Looking for ideas for a mummy costume. Have a few of my own but wanted to see what others may have done.

Thanks.


----------



## portia319 (Aug 31, 2009)

My hubby was a mummy last year. He wore long johns for pants and then a white tshirt on top. We went to the fabric store and bought muslin and cheese cloth. Cut it in strip and dyed it in tea to give it a more aged look. Then we wrapped and wrapped. Did alot of hidden pinning. I then took face make up (dark browns and dark greens) and brushed certain areas to make it look "old" and then lastly we took moss (which we originally bought for the tombstones we made) and glued it onto the costume. He won best costume.  He also painted his nails black and then wiped it off right away and he put some dark make up around his eyes.

Here are some pics: 

http://3.bp.blogspot.com/__bNx-w39RHU/Su3pgqE9-2I/AAAAAAAAAds/voxlsgcYZ1w/s1600-h/DSC01607.jpg

http://www.facebook.com/photo.php?pid=10692935&l=7308cdc95f&id=508765494


----------



## ElPitchfork (Oct 2, 2005)

Thanks. Exactly what I had in mind. Good costume.


----------



## Skulkin (Jul 27, 2005)

I did pretty much the same as Portia, except I took a pair of painter pants and turtleneck shirt, cut them up the seams and sewed (you can also hot glue or fabric glue) the strips of tea-stained gauze fabric onto the clothes. Then I sewed up the seams and attached some loose pieces to hang down. That way I didn't have to wrap and pin all those strips. I also took an old pair of shoes and covered them with the strips. I've attached a pic without the headpiece. My scanner's not working or I'd have another pic of both me and my husband in full costume.


----------



## Spookilicious mama (Feb 27, 2008)

Skulkin said:


> I did pretty much the same as Portia, except I took a pair of painter pants and turtleneck shirt, cut them up the seams and sewed (you can also hot glue or fabric glue) the strips of tea-stained gauze fabric onto the clothes. Then I sewed up the seams and attached some loose pieces to hang down. That way I didn't have to wrap and pin all those strips. I also took an old pair of shoes and covered them with the strips. I've attached a pic without the headpiece. My scanner's not working or I'd have another pic of both me and my husband in full costume.

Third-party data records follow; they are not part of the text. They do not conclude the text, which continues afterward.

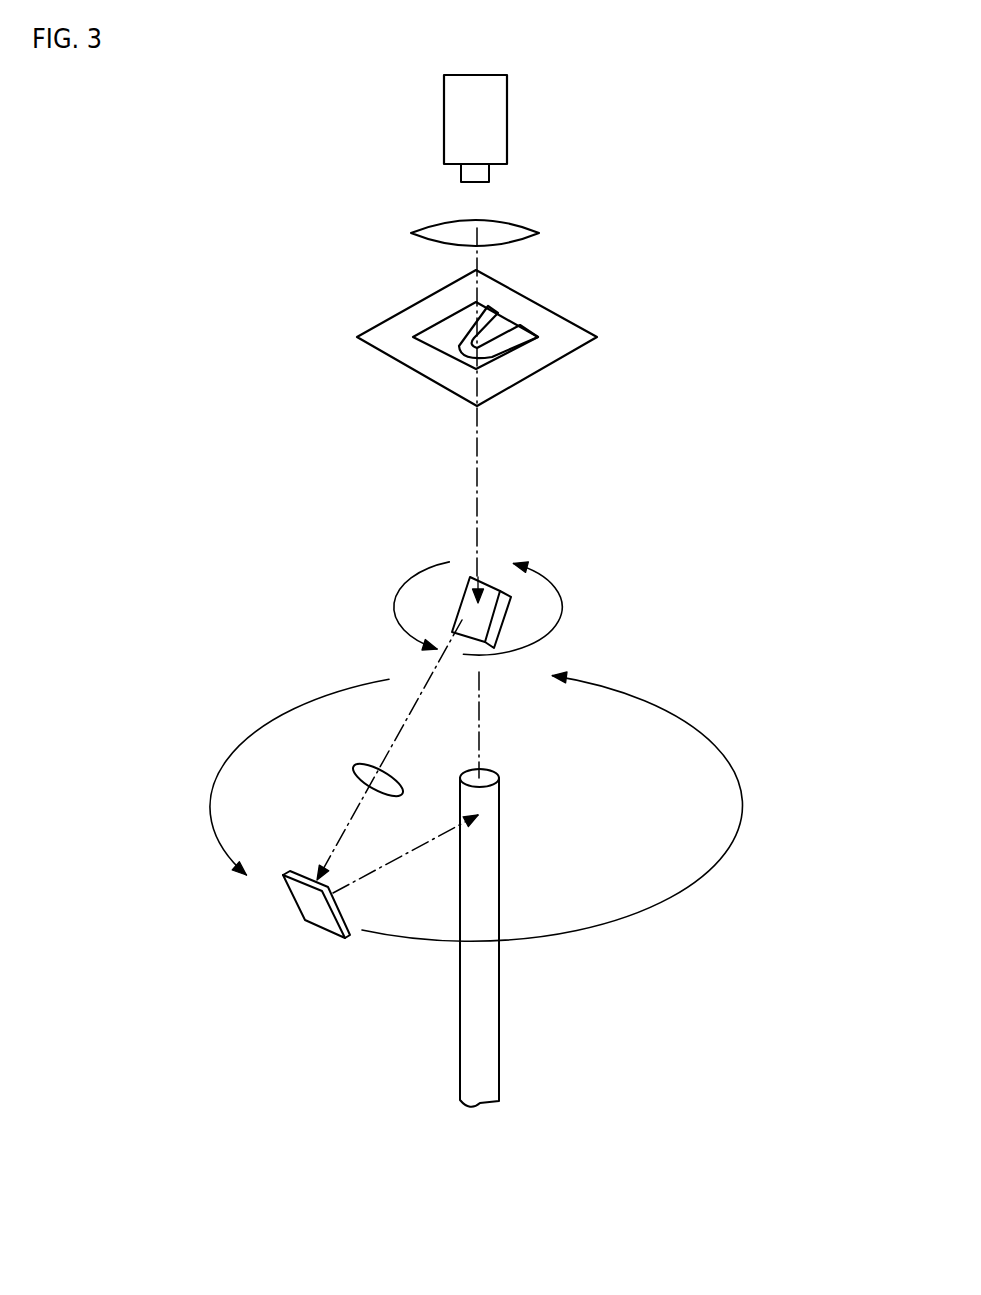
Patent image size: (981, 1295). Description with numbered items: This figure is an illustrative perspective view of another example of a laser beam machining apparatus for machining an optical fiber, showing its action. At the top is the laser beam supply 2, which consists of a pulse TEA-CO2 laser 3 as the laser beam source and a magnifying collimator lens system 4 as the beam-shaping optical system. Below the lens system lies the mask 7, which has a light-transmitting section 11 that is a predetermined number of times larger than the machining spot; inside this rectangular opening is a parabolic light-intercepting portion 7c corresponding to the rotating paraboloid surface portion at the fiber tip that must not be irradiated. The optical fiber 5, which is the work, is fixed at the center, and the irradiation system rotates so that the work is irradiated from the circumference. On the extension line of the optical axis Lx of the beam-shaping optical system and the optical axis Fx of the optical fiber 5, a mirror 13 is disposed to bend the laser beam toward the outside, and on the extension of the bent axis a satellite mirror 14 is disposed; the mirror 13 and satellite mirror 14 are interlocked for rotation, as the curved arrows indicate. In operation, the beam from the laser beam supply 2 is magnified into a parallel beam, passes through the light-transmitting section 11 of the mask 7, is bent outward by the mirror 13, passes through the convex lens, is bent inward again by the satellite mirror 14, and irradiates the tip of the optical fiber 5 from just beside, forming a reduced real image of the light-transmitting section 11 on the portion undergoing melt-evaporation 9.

The laser beam supply 2 is at (517, 160).
The pulse TEA-CO2 laser 3 is at (490, 108).
The magnifying collimator lens system 4 is at (496, 210).
The mask 7 is at (562, 332).
The parabolic light-intercepting portion 7c is at (490, 337).
The light-transmitting section 11 is at (452, 323).
The mirror 13 is at (480, 622).
The portion undergoing melt-evaporation 9 is at (357, 767).
The satellite mirror 14 is at (320, 917).
The optical fiber 5 is at (482, 1018).
The optical axis of the beam-shaping optical system Lx is at (478, 482).
The optical axis of the optical fiber Fx is at (479, 727).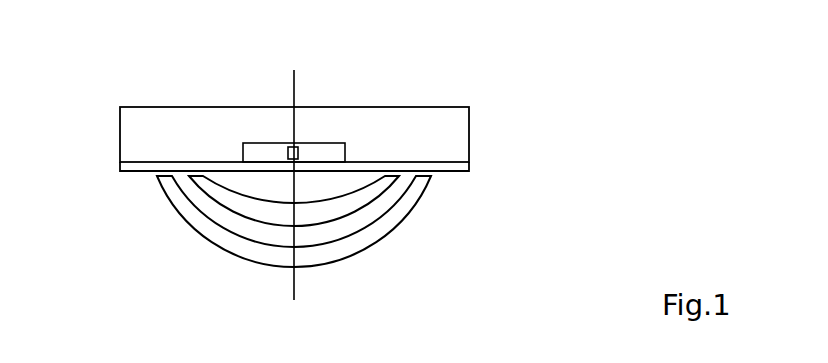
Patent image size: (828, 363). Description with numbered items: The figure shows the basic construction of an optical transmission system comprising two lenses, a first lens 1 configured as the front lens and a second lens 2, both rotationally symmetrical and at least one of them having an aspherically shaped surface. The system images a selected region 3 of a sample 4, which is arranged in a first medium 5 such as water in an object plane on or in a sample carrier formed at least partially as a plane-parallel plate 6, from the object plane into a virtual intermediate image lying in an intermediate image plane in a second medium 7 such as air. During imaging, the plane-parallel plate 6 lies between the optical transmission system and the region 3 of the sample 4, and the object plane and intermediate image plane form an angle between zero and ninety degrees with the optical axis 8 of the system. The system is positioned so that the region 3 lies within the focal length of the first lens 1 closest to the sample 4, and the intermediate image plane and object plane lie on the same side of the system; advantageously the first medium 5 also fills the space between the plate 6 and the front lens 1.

The first lens 1 is at (213, 192).
The second lens 2 is at (218, 237).
The selected region 3 is at (292, 146).
The sample 4 is at (257, 147).
The first medium 5 is at (413, 119).
The plane-parallel plate 6 is at (470, 167).
The second medium 7 is at (353, 225).
The optical axis 8 is at (295, 79).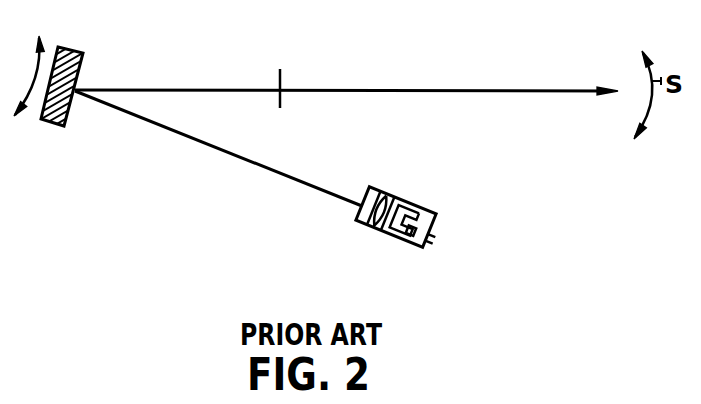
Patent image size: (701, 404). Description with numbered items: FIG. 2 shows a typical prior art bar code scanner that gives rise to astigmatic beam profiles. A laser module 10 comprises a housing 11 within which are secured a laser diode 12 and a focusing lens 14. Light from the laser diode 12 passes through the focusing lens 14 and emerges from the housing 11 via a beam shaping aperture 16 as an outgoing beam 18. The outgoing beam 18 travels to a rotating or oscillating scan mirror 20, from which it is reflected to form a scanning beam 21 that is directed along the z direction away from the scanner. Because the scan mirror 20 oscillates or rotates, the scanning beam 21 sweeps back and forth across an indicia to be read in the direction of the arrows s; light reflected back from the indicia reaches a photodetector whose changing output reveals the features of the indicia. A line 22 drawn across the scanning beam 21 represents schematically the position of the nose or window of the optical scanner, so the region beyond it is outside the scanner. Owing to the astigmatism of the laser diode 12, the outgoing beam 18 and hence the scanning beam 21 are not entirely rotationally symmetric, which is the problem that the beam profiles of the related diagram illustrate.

The laser module 10 is at (390, 221).
The housing 11 is at (425, 207).
The laser diode 12 is at (400, 246).
The focusing lens 14 is at (405, 205).
The beam shaping aperture 16 is at (368, 200).
The outgoing beam 18 is at (203, 142).
The scan mirror 20 is at (66, 124).
The scanning beam 21 is at (485, 90).
The line representing the nose or window of the scanner 22 is at (283, 84).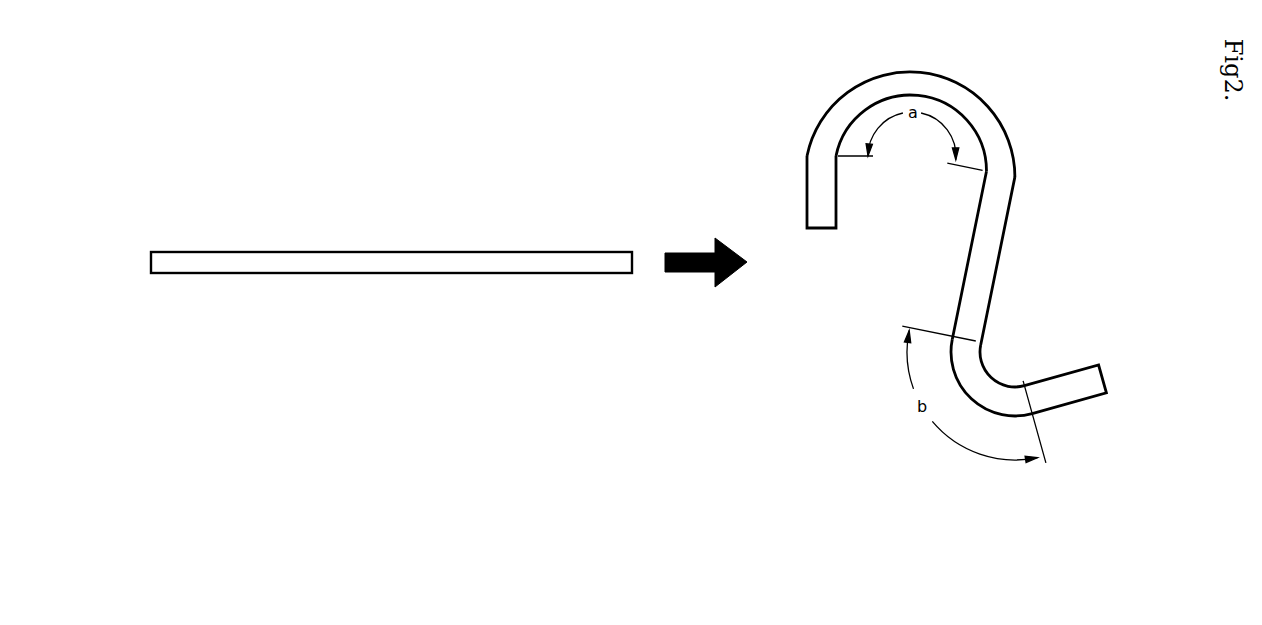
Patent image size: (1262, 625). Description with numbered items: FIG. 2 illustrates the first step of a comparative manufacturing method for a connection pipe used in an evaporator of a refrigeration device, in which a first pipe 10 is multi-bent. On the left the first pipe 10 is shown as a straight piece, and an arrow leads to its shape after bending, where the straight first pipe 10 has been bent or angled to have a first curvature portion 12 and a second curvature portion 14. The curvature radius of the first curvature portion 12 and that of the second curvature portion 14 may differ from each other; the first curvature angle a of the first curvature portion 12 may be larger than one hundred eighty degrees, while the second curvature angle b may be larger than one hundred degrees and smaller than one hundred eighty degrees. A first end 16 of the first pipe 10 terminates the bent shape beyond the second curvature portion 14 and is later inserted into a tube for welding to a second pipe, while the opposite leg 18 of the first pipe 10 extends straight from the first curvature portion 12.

The first pipe 10 is at (394, 252).
The first curvature portion 12 is at (995, 120).
The second curvature portion 14 is at (987, 380).
The first end 16 is at (1105, 382).
The straight leg 18 is at (820, 228).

*That came out Fabulous!!! Great job*


----------



## offmymeds (May 26, 2010)

You can also use cheap white sheets. Tea stain them and rip them up.


----------



## 13mummy (Aug 26, 2007)

I purchased one of those zip up thin white paint suits. Then I used cheesecloth like above and sewed it on the suit. I found it very easy to get in and out of.


----------



## Spookilicious mama (Feb 27, 2008)

13mummy said:


> I purchased one of those zip up thin white paint suits. Then I used cheesecloth like above and sewed it on the suit. I found it very easy to get in and out of.



*Pant suit!!! what a great idea!!! I would have never thought of that but that would make it easier to get in and out of You also looked great in that costume*


----------